One by one he subdued his father's trees
By riding them down over and over again
Until he took the stiffness out of them,
And not one but hung limp, not one was left
For him to conquer. He learned all there was
To learn about not launching out too soon
And so not carrying the tree away
Clear to the ground. He always kept his poise
To the top branches, climbing carefully
With the same pains you use to fill a cup
Up to the brim, and even above the brim.
Then he flung outward, feet first, with a swish,
Kicking his way down through the air to the ground.
So was I once myself a swinger of birches.
And so I dream of going back to be.
It's when I'm weary of considerations,
And life is too much like a pathless wood
Where your face burns and tickles with the cobwebs
Broken across it, and one eye is weeping
From a twig's having lashed across it open.
I'd like to get away from earth awhile
And then come back to it and begin over.
May no fate willfully misunderstand me
And half grant what I wish and snatch me away
Not to return. Earth's the right place for love:
I don't know where it's likely to go better.
I'd like to go by climbing a birch tree,
And climb black branches up a snow-white trunk
Toward heaven, till the tree could bear no more,
But dipped its top and set me down again.
That would be good both going and coming back.
One could do worse than be a swinger of birches.
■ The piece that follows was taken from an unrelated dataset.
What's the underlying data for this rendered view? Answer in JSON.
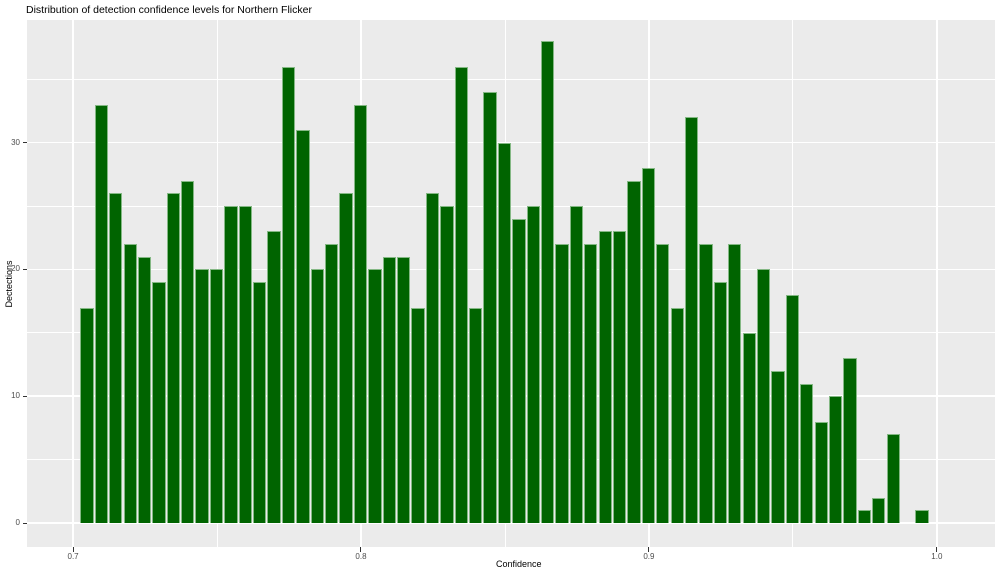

(from Mountain Interval, 1916)

The Cow in Apple Time

Something inspires the only cow of late
To make no more of a wall than an open gate,
And think no more of wall-builders than fools.
Her face is flecked with pomace and she drools
A cider syrup. Having tasted fruit,
She scores a pasture withering to the root.
She runs from tree to tree where lie and sweeten
The windfalls spiked with stubble and worm-eaten.
She leaves them bitten when she has to fly.
She bellows on a knoll against the sky.
Her udder shrivels and the milk goes dry.